Loss of Global Competitiveness
Countries like Vietnam, Malaysia, and even Indonesia are catching up — offering better value, talent, and innovation ecosystems without Singapore’s high property distortions.
> Prediction: Regional HQs will begin moving. Singapore may lose its edge in finance, tech, and logistics unless reforms are made.
A Moral Reckoning: Who Will Be Left Holding the Bag?
When the social fabric frays, the people suffer. But those who engineered this system— the ministers, top civil servants, and elite class—will retire to Good Class Bungalows, shielded by the very wealth structure they created.
Meanwhile, average Singaporeans will live with:
• Shrinking retirement adequacy
• Elderly poverty
• Limited social mobility for their children
• Mental and financial burnout
This is not just unsustainable. It is immoral.
The PAP of Old vs the PAP of Today
The PAP of old—under Lee Kuan Yew—built institutions with a 50-year view. They asked: What will life be like for Singaporeans decades from now?
Today’s PAP looks only to the next GDP figure, the next economic report, or the next electoral calculation.
Singaporeans live across decades.
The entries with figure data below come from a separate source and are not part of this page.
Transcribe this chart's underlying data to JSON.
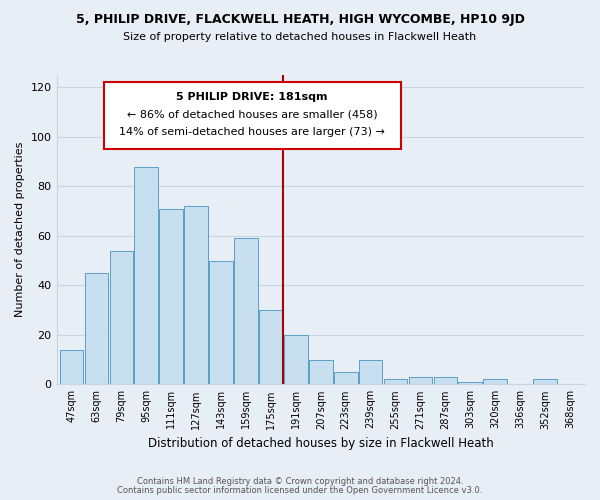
{
  "title": "5, PHILIP DRIVE, FLACKWELL HEATH, HIGH WYCOMBE, HP10 9JD",
  "subtitle": "Size of property relative to detached houses in Flackwell Heath",
  "xlabel": "Distribution of detached houses by size in Flackwell Heath",
  "ylabel": "Number of detached properties",
  "bar_color": "#c8dff0",
  "bar_edge_color": "#5a9fc8",
  "categories": [
    "47sqm",
    "63sqm",
    "79sqm",
    "95sqm",
    "111sqm",
    "127sqm",
    "143sqm",
    "159sqm",
    "175sqm",
    "191sqm",
    "207sqm",
    "223sqm",
    "239sqm",
    "255sqm",
    "271sqm",
    "287sqm",
    "303sqm",
    "320sqm",
    "336sqm",
    "352sqm",
    "368sqm"
  ],
  "values": [
    14,
    45,
    54,
    88,
    71,
    72,
    50,
    59,
    30,
    20,
    10,
    5,
    10,
    2,
    3,
    3,
    1,
    2,
    0,
    2,
    0
  ],
  "vline_x": 8.5,
  "vline_color": "#aa0000",
  "annotation_title": "5 PHILIP DRIVE: 181sqm",
  "annotation_line1": "← 86% of detached houses are smaller (458)",
  "annotation_line2": "14% of semi-detached houses are larger (73) →",
  "annotation_box_color": "#ffffff",
  "annotation_box_edge": "#cc0000",
  "ylim": [
    0,
    125
  ],
  "yticks": [
    0,
    20,
    40,
    60,
    80,
    100,
    120
  ],
  "footer1": "Contains HM Land Registry data © Crown copyright and database right 2024.",
  "footer2": "Contains public sector information licensed under the Open Government Licence v3.0.",
  "bg_color": "#e8eef5",
  "grid_color": "#c8d4e0"
}
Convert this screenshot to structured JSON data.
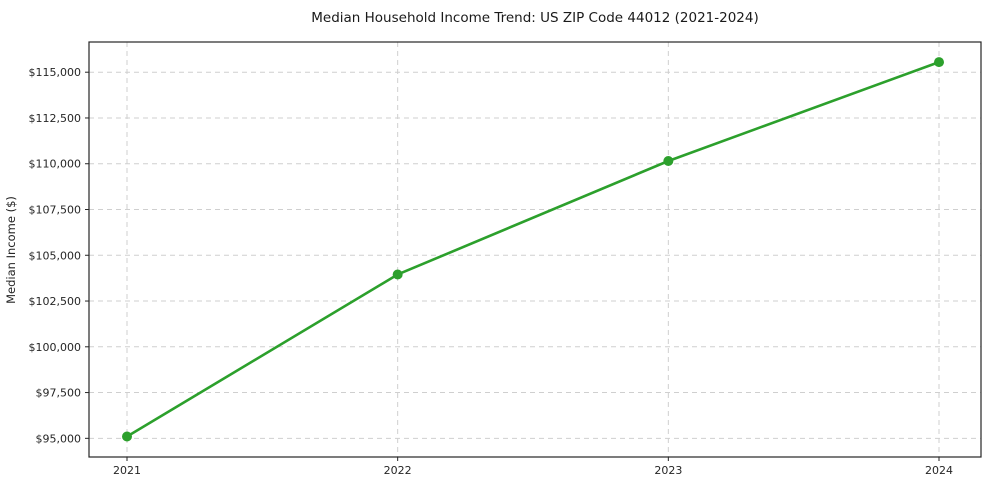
{
  "chart_data": {
    "type": "line",
    "title": "Median Household Income Trend: US ZIP Code 44012 (2021-2024)",
    "xlabel": "",
    "ylabel": "Median Income ($)",
    "categories": [
      "2021",
      "2022",
      "2023",
      "2024"
    ],
    "series": [
      {
        "name": "Median Household Income",
        "values": [
          95100,
          103950,
          110150,
          115550
        ]
      }
    ],
    "y_ticks": [
      95000,
      97500,
      100000,
      102500,
      105000,
      107500,
      110000,
      112500,
      115000
    ],
    "y_tick_labels": [
      "$95,000",
      "$97,500",
      "$100,000",
      "$102,500",
      "$105,000",
      "$107,500",
      "$110,000",
      "$112,500",
      "$115,000"
    ],
    "ylim": [
      93980,
      116650
    ],
    "grid": true,
    "grid_style": "dashed",
    "legend": false,
    "line_color": "#2ca02c",
    "marker": "circle",
    "marker_size": 5,
    "background_color": "#ffffff",
    "frame_color": "#262626"
  }
}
But PAP’s leadership today governs quarter by quarter.
This short-termism is stripping the future from the next generation.
Conclusion: Reform or Collapse
Singapore cannot prosper by pushing its citizens to the financial brink while congratulating itself on GDP growth and city rankings.
To restore the Singapore Dream, the state must:
• Reform labour policy to prioritise local wage growth
• Decouple government revenue from land sales and rental extraction
• Rebuild affordability, dignity, and fairness into housing, healthcare, and education
• Govern with a 50-year view — not a 5-year KPI sheet
If we fail, then yes — Singapore may still look like a success story to the foreigner passing through.
But for those of us who live here, raise families here, and grow old here — the dream would have already died.